– notes, frequently asked questions and useful links from the archivist and curator of manuscripts at Balliol College, University of Oxford. Opinions expressed are the author's own.

spam spam spam not lovely spam

Q: I’ve emailed you at least once in the past month and haven’t had a reply.

A: (searches every email sent or received ever) This is the first time I’ve heard from you. Could you forward me a copy of your previous message?

Q: Here it is:

From: enquirer@email.com
Sent: date
To: archivist [at] balliol.ox.ac.uk
Subject: Hello

Hello,

…..

A: (twigs, checks junk mail) Aha, it disappeared into the spam box because of the vague subject  line – lots of spam and e-swindles are titled ‘Hello my friend’ etc. Enquiries titled e.g. ‘I need your help’, ‘Looking for a relative’ or ‘Urgent response required’, though reasonable in e.g. a family history research query, will have the same problem. Subject lines left blank? Bin. Exclamation marks? Bin. All caps in the subject line? Bin. Using red/green/purple text? Bin. Sending to lots of different email addresses at once? Bin.
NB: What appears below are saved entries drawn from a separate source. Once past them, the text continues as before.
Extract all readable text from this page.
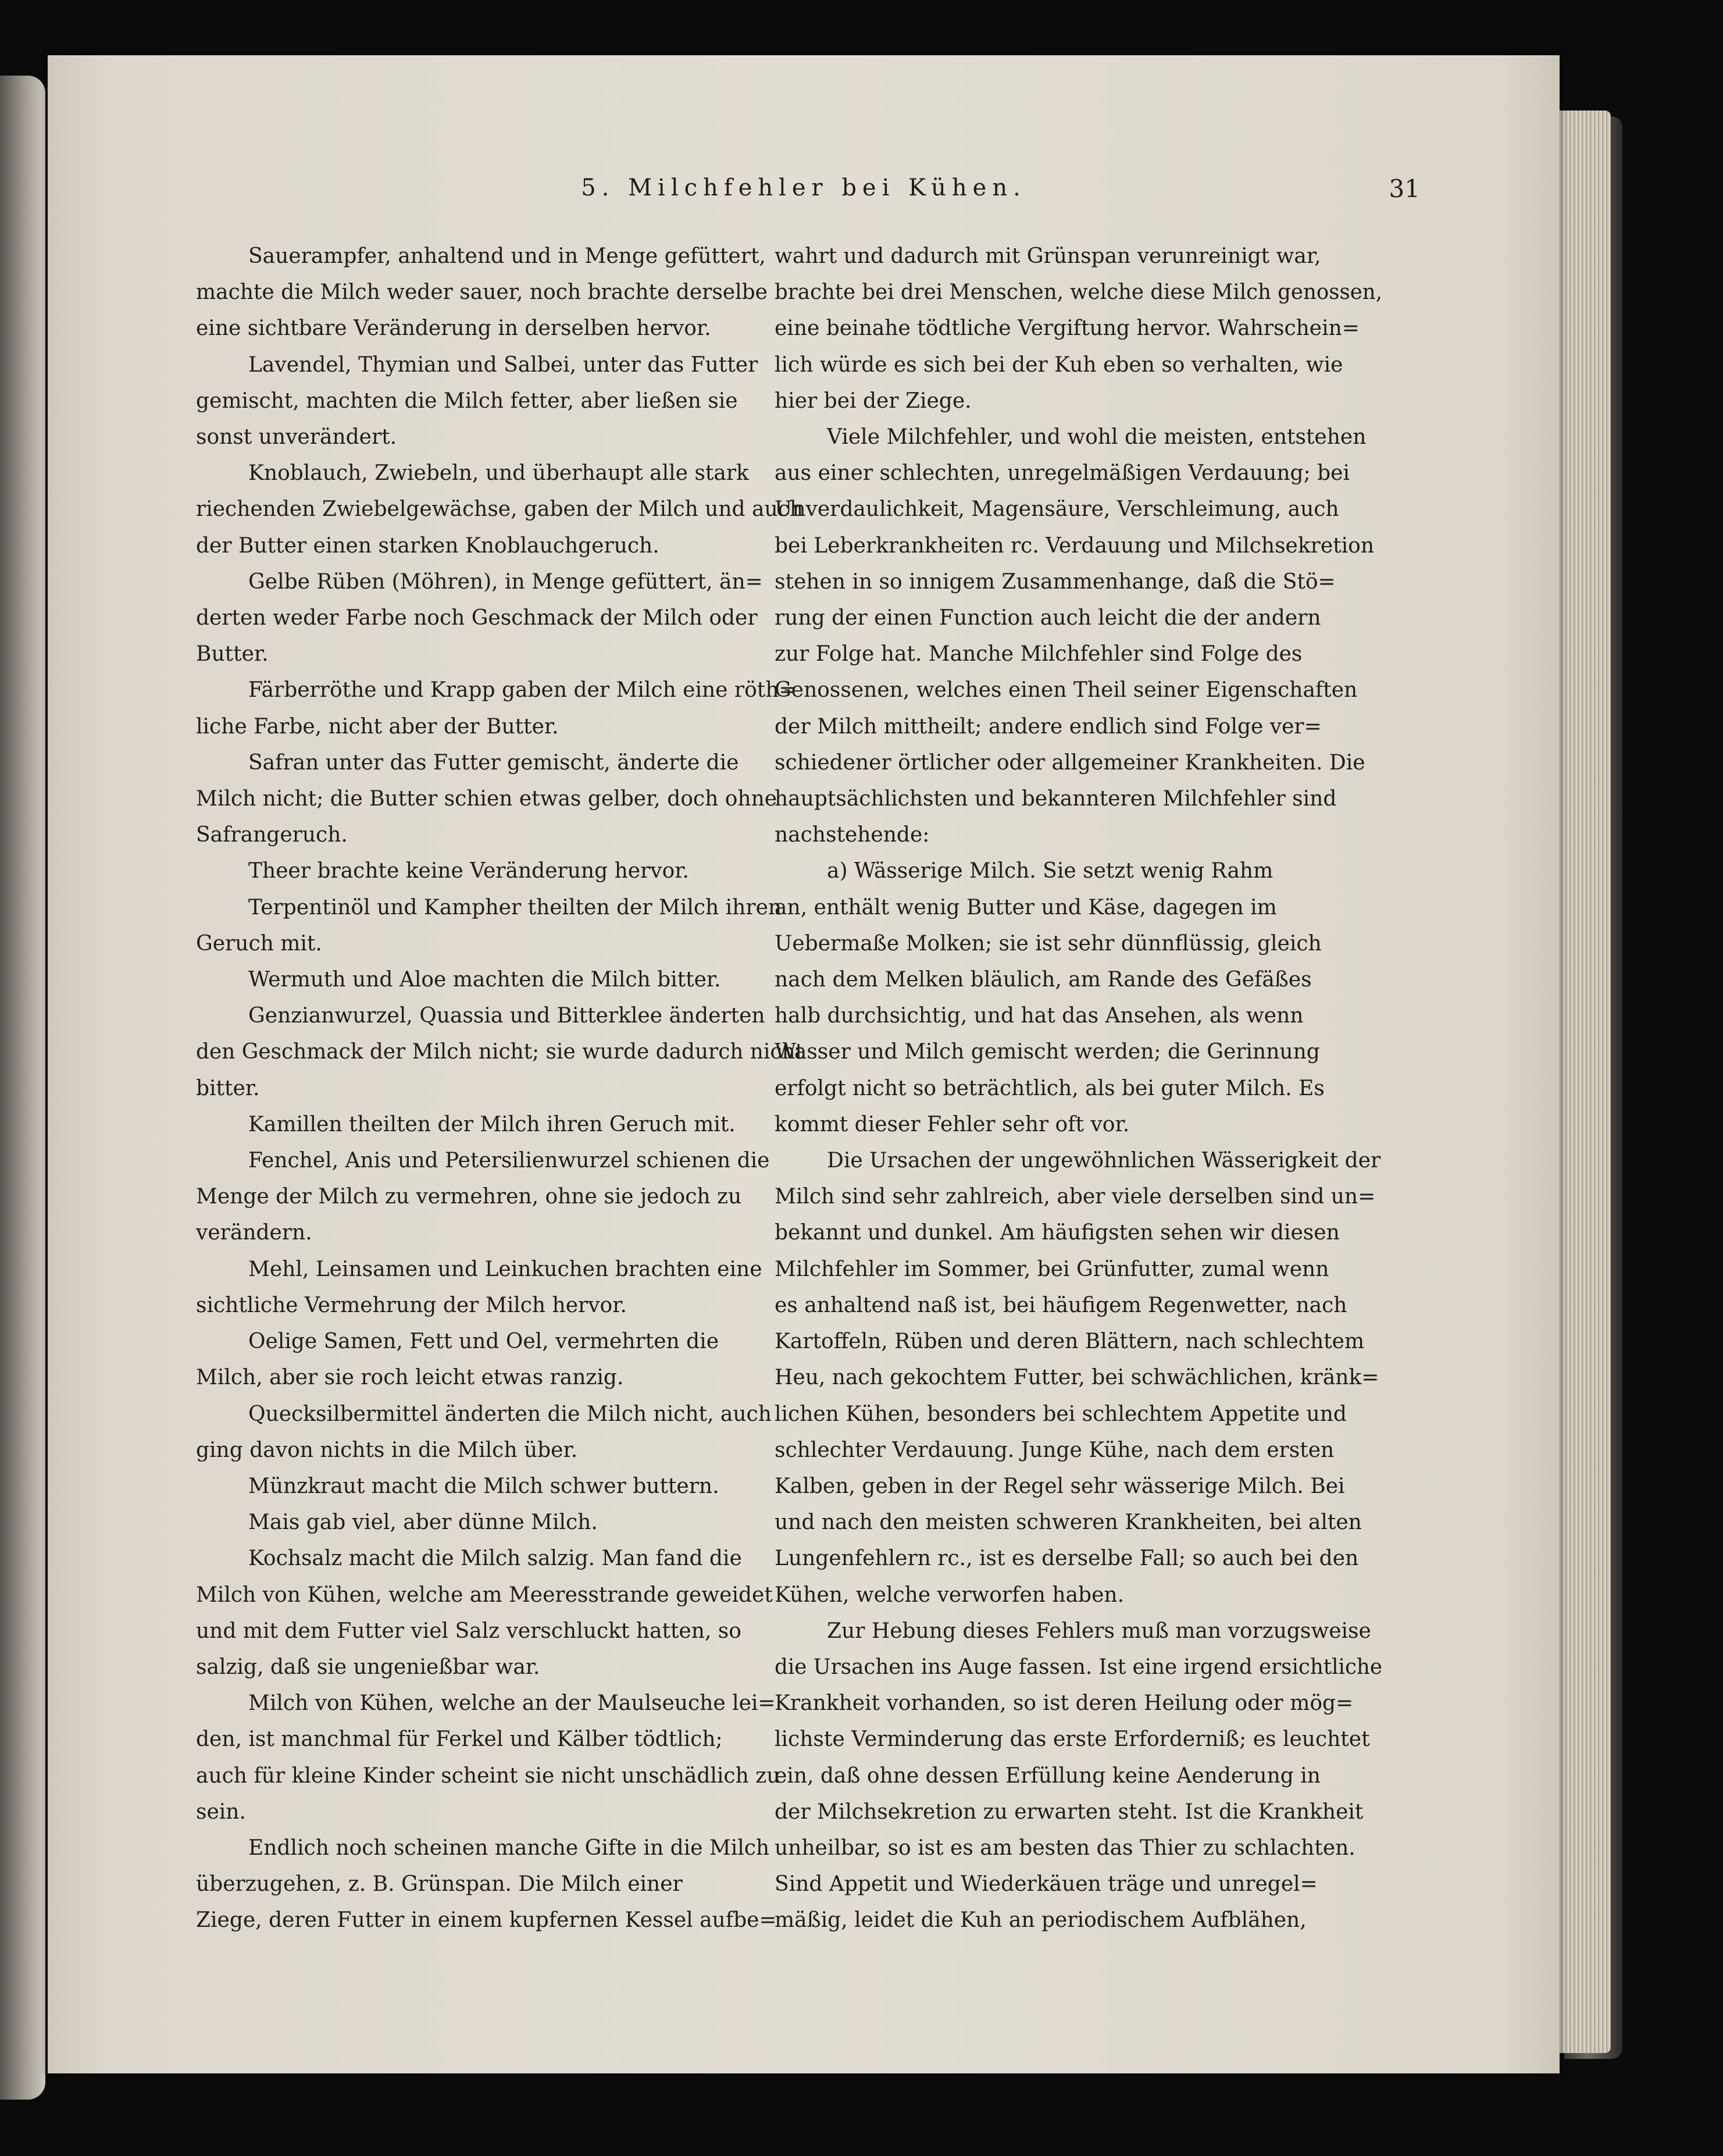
5. Milchfehler bei Kühen.	31

Sauerampfer, anhaltend und in Menge gefüttert,

machte die Milch weder sauer, noch brachte derselbe

eine sichtbare Veränderung in derselben hervor.

Lavendel, Thymian und Salbei, unter das Futter

gemischt, machten die Milch fetter, aber ließen sie

sonst unverändert.

Knoblauch, Zwiebeln, und überhaupt alle stark

riechenden Zwiebelgewächse, gaben der Milch und auch

der Butter einen starken Knoblauchgeruch.

Gelbe Rüben (Möhren), in Menge gefüttert, än=

derten weder Farbe noch Geschmack der Milch oder

Butter.

Färberröthe und Krapp gaben der Milch eine röth=

liche Farbe, nicht aber der Butter.

Safran unter das Futter gemischt, änderte die

Milch nicht; die Butter schien etwas gelber, doch ohne

Safrangeruch.

Theer brachte keine Veränderung hervor.

Terpentinöl und Kampher theilten der Milch ihren

Geruch mit.

Wermuth und Aloe machten die Milch bitter.

Genzianwurzel, Quassia und Bitterklee änderten

den Geschmack der Milch nicht; sie wurde dadurch nicht

bitter.

Kamillen theilten der Milch ihren Geruch mit.

Fenchel, Anis und Petersilienwurzel schienen die

Menge der Milch zu vermehren, ohne sie jedoch zu

verändern.

Mehl, Leinsamen und Leinkuchen brachten eine

sichtliche Vermehrung der Milch hervor.

Oelige Samen, Fett und Oel, vermehrten die

Milch, aber sie roch leicht etwas ranzig.

Quecksilbermittel änderten die Milch nicht, auch

ging davon nichts in die Milch über.

Münzkraut macht die Milch schwer buttern.

Mais gab viel, aber dünne Milch.

Kochsalz macht die Milch salzig. Man fand die

Milch von Kühen, welche am Meeresstrande geweidet

und mit dem Futter viel Salz verschluckt hatten, so

salzig, daß sie ungenießbar war.

Milch von Kühen, welche an der Maulseuche lei=

den, ist manchmal für Ferkel und Kälber tödtlich;

auch für kleine Kinder scheint sie nicht unschädlich zu

sein.

Endlich noch scheinen manche Gifte in die Milch

überzugehen, z. B. Grünspan. Die Milch einer

Ziege, deren Futter in einem kupfernen Kessel aufbe=

wahrt und dadurch mit Grünspan verunreinigt war,

brachte bei drei Menschen, welche diese Milch genossen,

eine beinahe tödtliche Vergiftung hervor. Wahrschein=

lich würde es sich bei der Kuh eben so verhalten, wie

hier bei der Ziege.

Viele Milchfehler, und wohl die meisten, entstehen

aus einer schlechten, unregelmäßigen Verdauung; bei

Unverdaulichkeit, Magensäure, Verschleimung, auch

bei Leberkrankheiten rc. Verdauung und Milchsekretion

stehen in so innigem Zusammenhange, daß die Stö=

rung der einen Function auch leicht die der andern

zur Folge hat. Manche Milchfehler sind Folge des

Genossenen, welches einen Theil seiner Eigenschaften

der Milch mittheilt; andere endlich sind Folge ver=

schiedener örtlicher oder allgemeiner Krankheiten. Die

hauptsächlichsten und bekannteren Milchfehler sind

nachstehende:

a) Wässerige Milch. Sie setzt wenig Rahm

an, enthält wenig Butter und Käse, dagegen im

Uebermaße Molken; sie ist sehr dünnflüssig, gleich

nach dem Melken bläulich, am Rande des Gefäßes

halb durchsichtig, und hat das Ansehen, als wenn

Wasser und Milch gemischt werden; die Gerinnung

erfolgt nicht so beträchtlich, als bei guter Milch. Es

kommt dieser Fehler sehr oft vor.

Die Ursachen der ungewöhnlichen Wässerigkeit der

Milch sind sehr zahlreich, aber viele derselben sind un=

bekannt und dunkel. Am häufigsten sehen wir diesen

Milchfehler im Sommer, bei Grünfutter, zumal wenn

es anhaltend naß ist, bei häufigem Regenwetter, nach

Kartoffeln, Rüben und deren Blättern, nach schlechtem

Heu, nach gekochtem Futter, bei schwächlichen, kränk=

lichen Kühen, besonders bei schlechtem Appetite und

schlechter Verdauung. Junge Kühe, nach dem ersten

Kalben, geben in der Regel sehr wässerige Milch. Bei

und nach den meisten schweren Krankheiten, bei alten

Lungenfehlern rc., ist es derselbe Fall; so auch bei den

Kühen, welche verworfen haben.

Zur Hebung dieses Fehlers muß man vorzugsweise

die Ursachen ins Auge fassen. Ist eine irgend ersichtliche

Krankheit vorhanden, so ist deren Heilung oder mög=

lichste Verminderung das erste Erforderniß; es leuchtet

ein, daß ohne dessen Erfüllung keine Aenderung in

der Milchsekretion zu erwarten steht. Ist die Krankheit

unheilbar, so ist es am besten das Thier zu schlachten.

Sind Appetit und Wiederkäuen träge und unregel=

mäßig, leidet die Kuh an periodischem Aufblähen,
It’s increasingly important these days to make your archives enquiry email look genuinely addressed to a particular person about something particular. Institutional addresses are bombarded daily with zillions of spam messages, not to mention things with malware and viruses attached. Firewalls and spam-detection levels are raised accordingly, usually by the institution’s IT department rather than individual users who do not normally have that kind of control, so it’s easier for messages to be automatically junked without the intended recipient ever seeing them. Due to the increasing volume, hardly anybody ever checks their spam boxes for possible genuine messages.

Best to use something short, clear and specific, e.g. ‘[College name] archives enquiry’ or similar. Using the name of the person you’re writing to in the salutation will also help lower the spam score.

If you are repeating a previous email enquiry that may have gone astray, include a copy of the first attempt, with headers (From, To, Date, Subject), in your next one. Email delivery and search functions aren’t perfect and do break down, and it may help, if not to find your first email, at least to let the archivist know when it was sent and what the original query was about.